The Red Room is empty

The Red Room is empty

Sunday Blog 118 – 14th January 2023

Of all the rooms that posed a challenge in the recent clear-out of my family home, it was the Red Room. So named for the smart red tulip wall paper installed on its walls in the seventies once I’d moved out. This wallpaper covered up the funky riot of purple wall covering applied in the sixties.

I had shared the Red Room with a sibling – we were the two youngest. Our messiness was legendary. We needed to jump from the doorway to our beds, as the floor was foot-deep in crap and not navigable on foot.

As the eldest siblings left home, I would move into their rooms. While I don’t have any issues, honest, I did note that the moment I vacated our shared bedroom it was chi chi’d up with said tulip wallpaper. The Red Room was snappy in the 1970s.

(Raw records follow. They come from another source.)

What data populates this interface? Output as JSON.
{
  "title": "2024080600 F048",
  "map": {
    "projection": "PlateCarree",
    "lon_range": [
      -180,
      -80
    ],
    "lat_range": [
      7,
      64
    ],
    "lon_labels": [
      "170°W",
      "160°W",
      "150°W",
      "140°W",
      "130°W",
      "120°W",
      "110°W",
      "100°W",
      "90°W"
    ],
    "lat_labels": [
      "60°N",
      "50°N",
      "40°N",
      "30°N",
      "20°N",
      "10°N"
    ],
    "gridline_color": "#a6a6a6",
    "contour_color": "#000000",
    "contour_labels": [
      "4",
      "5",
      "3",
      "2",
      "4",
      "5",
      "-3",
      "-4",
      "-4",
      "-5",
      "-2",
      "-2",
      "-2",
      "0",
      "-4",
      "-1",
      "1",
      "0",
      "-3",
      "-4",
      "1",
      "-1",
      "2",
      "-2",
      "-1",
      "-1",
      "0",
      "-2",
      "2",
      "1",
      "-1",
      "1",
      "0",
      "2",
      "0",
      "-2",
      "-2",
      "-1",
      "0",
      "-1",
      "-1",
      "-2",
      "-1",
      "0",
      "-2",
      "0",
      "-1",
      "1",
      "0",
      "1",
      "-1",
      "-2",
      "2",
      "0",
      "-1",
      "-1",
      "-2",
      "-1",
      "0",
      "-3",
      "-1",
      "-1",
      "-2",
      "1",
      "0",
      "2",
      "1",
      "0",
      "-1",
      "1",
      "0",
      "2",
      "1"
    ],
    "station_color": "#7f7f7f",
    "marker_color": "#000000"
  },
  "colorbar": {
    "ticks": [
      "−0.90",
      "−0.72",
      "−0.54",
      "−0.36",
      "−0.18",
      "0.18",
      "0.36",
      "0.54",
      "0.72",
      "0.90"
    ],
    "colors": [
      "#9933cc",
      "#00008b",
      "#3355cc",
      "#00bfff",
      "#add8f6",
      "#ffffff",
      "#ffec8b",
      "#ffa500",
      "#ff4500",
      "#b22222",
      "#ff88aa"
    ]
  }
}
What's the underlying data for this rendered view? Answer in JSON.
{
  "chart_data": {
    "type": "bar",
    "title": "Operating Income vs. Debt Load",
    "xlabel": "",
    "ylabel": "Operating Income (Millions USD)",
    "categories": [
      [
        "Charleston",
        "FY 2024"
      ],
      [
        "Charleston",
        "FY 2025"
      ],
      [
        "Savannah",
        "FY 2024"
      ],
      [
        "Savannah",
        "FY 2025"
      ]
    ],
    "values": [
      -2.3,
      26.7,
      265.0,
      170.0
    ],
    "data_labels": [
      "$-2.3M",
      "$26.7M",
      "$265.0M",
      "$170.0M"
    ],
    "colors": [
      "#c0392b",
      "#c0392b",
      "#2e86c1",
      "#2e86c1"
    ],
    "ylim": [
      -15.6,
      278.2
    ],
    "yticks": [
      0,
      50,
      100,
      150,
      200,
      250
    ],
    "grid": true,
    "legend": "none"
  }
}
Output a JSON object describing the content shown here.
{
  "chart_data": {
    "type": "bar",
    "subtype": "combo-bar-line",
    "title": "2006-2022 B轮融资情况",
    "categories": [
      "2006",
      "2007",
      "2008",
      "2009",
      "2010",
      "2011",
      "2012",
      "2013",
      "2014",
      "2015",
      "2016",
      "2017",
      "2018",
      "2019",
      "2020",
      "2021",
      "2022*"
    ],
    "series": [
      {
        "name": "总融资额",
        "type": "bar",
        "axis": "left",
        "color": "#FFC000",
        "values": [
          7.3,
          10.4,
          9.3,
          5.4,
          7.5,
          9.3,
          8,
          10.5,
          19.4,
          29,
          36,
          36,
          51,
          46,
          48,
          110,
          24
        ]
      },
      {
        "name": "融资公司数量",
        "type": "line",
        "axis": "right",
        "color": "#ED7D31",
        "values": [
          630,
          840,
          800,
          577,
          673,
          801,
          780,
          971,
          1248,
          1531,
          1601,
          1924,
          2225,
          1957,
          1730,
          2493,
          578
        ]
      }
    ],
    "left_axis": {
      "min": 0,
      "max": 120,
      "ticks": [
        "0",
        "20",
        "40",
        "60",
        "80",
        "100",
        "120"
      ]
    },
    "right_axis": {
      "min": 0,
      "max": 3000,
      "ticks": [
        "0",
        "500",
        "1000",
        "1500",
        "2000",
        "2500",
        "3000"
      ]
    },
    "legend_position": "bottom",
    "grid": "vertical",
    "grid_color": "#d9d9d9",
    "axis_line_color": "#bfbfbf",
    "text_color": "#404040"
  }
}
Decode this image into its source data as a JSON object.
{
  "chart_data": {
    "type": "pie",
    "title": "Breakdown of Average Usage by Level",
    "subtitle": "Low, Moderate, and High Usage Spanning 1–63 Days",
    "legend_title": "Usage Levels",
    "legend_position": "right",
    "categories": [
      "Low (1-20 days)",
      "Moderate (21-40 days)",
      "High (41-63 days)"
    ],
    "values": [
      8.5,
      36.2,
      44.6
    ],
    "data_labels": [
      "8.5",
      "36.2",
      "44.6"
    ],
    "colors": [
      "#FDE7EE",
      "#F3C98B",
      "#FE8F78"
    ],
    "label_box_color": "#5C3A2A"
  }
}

Meanwhile, variety was the spice of my life and I enjoyed trying out my four other sibling’s room for size. As they boomeranged in and out, I would try first this room, then another. My shortest tenure was my brother’s room, which harboured a robust family of flying cockroaches. They are clever, evil beings, half bat, half insect which fly right at you, especially when you have insect spray in your hands. By the time I left, my cockroach anxiety had ballooned so much that I lay gingerly down then leapt as though burnt. The tag of my pillow felt just like one of their creepy barbed legs.

But I digress. The Red Room had become the Junk Room since 1980 and despite many attempts to de-clutter it, the Red Room had remained swamped by random memorabilia. Every available wall space was jammed with shelves.

And now, the clutter had to be removed. It needed to be winnowed, as there were precious treasures hidden among the dross. Our cot cards that were pinned over us in the nursery as our father came to admire us after the mess of birthing was done. The congratulations cards our parents received on our births. Admittedly, as the sixth child and fifth girl, the messages of congratulations on the occasion of my birth were more muted. One person was honest enough to ask if my mother was coping.

Weeks ago, we hit upon the genius idea of boxing up the Red Room shelf by shelf and sending it all to my eldest sister’s house for sifting and sorting. But one cupboard missed the boxing process and my long-suffering eldest sister baulked at any more boxes. The state of her marriage may have hung in the balance had I presented a further half dozen cartons of junk. 

The cupboard remained full over the Christmas break. I looked at it over Christmas and slammed its door shut in despair. Well, the doors didn’t shut properly, but you get the idea.

And finally, post-Christmas as the house settlement stage loomed, we had even emptied this cupboard. Someone even salvaged the empty shell from the verge after we had dragged it there, with a few surreptitious kicks and curses on the way.

Suddenly the Red Room emerged as the relatively spacious double bedroom that it had always been. The Red Room wallpaper still hangs, albeit in shreds here and there.

I shut the door on the room, confident the room was now clear.

“Here,” one sister says. “It came from the Red Room floor.”

A little plastic tag. My name, date and time of birth. The tag that went around my ankle, and would have been cut off when I was 14 days old, when Mum was allowed home from hospital after two full weeks of bedrest.

Now the Red Room is completely empty.